Here's one for the cross-country crowd. Northwave's new Ghost XC shoe uses the Italian's XFrame system, which is their name for how the shoe's upper is constructed and the material used. First put to use on their Extreme RR road kicks, the company says that it consists of ''inner mesh for increased comfort, a stiffened mid layer for even support through the support, and a 0.5mm highly wear-resistant outer film for protection.'' The point of all that is to eliminate hot spots, an annoying and often painful occurrence for some riders, and Northwave says that another key to that is the application of even pressure over the top of the foot, despite using one SLW2 dial per shoe instead of two.
The single SLW2 dial adjusts fit, and they've also gone with 'Dyneema' rather than steel for the wire, with the claim being that the Dyneema material won't stretch but is softer than the steel cable used on their other shoes.
Being made for pure cross-country racing, Northwave has pared off any needless material, but there are still some rubber scuff guards to protect both your expensive shoes and your feet. The underside of the Ghost XC shoe is made from carbon fiber, of course, and, when I tried to bend the shoe with my hands, it felt more rigid than the Queen of England's dinner table rules.
Oh, and these boots aren't made for walking - there's very little in the way of lugs on the bottom of the Ghost XC shoe. The race-focused, 330-gram Ghost XC shoe has a $399.99 USD price tag, and there are two color options: the ultra-visible yellow/black fluro pictured here, or a more subdued version that has the colors reversed.
Feeling sporty but not ready to drop $399.99 USD? I feel you on that, which is where the Ghost XCM comes in. At $249.99 USD, they're still not inexpensive by any stretch, but they'll save you a good chunk of money compared to the pricier top-tier kicks. The penalty is a whopping 20-grams per shoe compared to the Ghost XC, along with a simplified sole that uses a carbon insert under the ball of the foot rather than the full-carbon treatment.
While the carbon content is lower, the XCM still features the same XFrame design and single SLW2 dial, as well as the same color options.
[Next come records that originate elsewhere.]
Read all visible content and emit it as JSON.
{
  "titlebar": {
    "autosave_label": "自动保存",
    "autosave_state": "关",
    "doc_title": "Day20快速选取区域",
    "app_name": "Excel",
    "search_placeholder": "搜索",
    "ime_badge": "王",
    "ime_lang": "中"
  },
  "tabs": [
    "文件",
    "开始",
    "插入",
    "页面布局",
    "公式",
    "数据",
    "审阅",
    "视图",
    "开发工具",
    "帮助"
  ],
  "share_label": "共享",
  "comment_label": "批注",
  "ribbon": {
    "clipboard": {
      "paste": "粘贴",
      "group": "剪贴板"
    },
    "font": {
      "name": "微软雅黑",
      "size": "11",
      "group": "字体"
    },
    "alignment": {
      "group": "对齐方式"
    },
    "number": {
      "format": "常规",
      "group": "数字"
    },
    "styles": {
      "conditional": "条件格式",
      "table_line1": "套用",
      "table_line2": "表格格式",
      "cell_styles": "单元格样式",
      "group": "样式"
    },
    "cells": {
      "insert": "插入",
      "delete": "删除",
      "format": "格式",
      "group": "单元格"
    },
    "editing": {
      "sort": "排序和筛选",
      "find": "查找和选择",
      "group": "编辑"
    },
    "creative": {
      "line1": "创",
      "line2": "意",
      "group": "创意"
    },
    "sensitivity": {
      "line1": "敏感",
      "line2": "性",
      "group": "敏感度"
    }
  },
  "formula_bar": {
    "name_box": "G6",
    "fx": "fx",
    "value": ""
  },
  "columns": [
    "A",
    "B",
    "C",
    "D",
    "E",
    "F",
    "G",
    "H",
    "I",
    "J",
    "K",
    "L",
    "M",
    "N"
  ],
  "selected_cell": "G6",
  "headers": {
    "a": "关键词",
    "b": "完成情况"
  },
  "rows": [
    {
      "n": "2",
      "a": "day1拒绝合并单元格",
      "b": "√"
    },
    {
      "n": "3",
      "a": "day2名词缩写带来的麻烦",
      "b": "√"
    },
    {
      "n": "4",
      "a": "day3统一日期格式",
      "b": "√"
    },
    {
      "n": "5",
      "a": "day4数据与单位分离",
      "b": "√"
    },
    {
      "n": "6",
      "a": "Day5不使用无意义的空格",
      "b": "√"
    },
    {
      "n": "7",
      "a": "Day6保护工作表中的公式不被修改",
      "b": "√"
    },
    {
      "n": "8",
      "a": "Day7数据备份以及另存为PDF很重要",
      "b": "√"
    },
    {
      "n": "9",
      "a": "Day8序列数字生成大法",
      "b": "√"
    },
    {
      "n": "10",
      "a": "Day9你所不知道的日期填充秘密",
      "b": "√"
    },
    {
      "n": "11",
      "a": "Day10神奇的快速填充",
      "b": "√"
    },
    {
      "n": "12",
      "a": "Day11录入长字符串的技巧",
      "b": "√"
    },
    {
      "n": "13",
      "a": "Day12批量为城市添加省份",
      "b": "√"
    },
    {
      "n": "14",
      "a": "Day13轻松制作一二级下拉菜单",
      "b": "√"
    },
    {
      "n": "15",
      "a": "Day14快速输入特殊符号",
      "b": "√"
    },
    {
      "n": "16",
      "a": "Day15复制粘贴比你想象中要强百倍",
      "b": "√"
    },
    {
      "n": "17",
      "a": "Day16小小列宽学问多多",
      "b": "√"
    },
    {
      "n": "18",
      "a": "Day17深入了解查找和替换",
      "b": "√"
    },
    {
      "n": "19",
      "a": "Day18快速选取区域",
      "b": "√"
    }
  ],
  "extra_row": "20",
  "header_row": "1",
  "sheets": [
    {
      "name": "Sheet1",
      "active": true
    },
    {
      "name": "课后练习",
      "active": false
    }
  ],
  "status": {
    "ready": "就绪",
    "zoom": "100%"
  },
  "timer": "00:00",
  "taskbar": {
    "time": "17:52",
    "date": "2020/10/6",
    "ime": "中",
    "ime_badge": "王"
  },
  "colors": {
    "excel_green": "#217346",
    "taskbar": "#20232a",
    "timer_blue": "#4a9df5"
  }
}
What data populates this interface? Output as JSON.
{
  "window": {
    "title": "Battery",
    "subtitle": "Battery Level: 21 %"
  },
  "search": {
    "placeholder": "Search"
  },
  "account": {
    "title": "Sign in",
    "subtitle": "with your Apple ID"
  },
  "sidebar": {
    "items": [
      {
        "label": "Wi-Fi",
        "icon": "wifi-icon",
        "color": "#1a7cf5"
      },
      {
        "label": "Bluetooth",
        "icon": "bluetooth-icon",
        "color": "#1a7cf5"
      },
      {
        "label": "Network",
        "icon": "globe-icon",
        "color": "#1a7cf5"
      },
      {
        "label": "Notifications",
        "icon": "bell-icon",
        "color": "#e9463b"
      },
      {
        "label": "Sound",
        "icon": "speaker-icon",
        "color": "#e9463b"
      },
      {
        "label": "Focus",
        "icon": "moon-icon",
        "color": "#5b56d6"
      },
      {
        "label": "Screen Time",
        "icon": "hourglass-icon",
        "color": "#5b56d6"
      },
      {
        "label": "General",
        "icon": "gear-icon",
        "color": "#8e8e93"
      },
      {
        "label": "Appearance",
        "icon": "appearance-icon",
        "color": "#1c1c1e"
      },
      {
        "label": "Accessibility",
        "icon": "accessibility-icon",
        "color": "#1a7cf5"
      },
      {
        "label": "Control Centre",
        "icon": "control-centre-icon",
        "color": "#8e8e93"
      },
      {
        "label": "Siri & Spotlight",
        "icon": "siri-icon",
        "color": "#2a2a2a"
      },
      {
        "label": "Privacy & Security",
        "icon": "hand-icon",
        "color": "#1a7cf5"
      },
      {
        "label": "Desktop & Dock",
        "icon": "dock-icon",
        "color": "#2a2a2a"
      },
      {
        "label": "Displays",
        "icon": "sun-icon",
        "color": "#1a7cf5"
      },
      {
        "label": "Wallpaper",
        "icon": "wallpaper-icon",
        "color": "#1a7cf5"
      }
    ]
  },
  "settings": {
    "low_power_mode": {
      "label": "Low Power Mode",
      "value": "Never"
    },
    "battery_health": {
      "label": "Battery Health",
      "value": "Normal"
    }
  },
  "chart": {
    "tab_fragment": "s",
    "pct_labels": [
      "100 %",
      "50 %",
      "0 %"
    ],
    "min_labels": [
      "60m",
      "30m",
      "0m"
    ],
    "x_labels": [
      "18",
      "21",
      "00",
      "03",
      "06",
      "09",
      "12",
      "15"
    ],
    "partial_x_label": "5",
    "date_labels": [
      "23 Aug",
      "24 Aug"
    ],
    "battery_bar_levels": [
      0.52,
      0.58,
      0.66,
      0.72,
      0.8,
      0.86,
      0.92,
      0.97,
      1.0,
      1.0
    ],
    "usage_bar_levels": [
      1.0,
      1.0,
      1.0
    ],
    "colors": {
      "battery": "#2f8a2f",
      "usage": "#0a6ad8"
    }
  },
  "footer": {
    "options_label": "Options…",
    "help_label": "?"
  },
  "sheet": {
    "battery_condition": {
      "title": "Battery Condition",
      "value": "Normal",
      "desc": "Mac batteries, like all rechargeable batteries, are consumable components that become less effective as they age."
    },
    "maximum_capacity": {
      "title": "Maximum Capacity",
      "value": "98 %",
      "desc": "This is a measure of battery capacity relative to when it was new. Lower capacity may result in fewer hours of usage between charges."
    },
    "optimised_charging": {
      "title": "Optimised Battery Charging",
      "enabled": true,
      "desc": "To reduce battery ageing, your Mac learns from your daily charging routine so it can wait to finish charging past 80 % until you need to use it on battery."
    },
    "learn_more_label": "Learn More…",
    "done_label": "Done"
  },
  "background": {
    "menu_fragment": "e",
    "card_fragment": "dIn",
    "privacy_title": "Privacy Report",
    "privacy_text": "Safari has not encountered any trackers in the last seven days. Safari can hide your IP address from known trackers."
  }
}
I prefer to stay inside and eat my feelings during the winter, but if you're a better person than me, you might be interested in Northwave's toasty looking Yeti shoe. This high-top shoe sports a leather upper that's had a water-repellent coating applied to it, an extra tall cuff to keep the elements out, and also a bunch of Thinsulate padding used liberally. Cold can creep in up through the sole and cleat, so Northwave has also given the Yeti a four-layer Arctic GTX footbed to keep that to a minimum, and all that adds up to a weather rating of -20c or up to +3c, but I'd bet they'd be pretty toasty in any temps above that. It also adds up to a $279 USD price tag, too.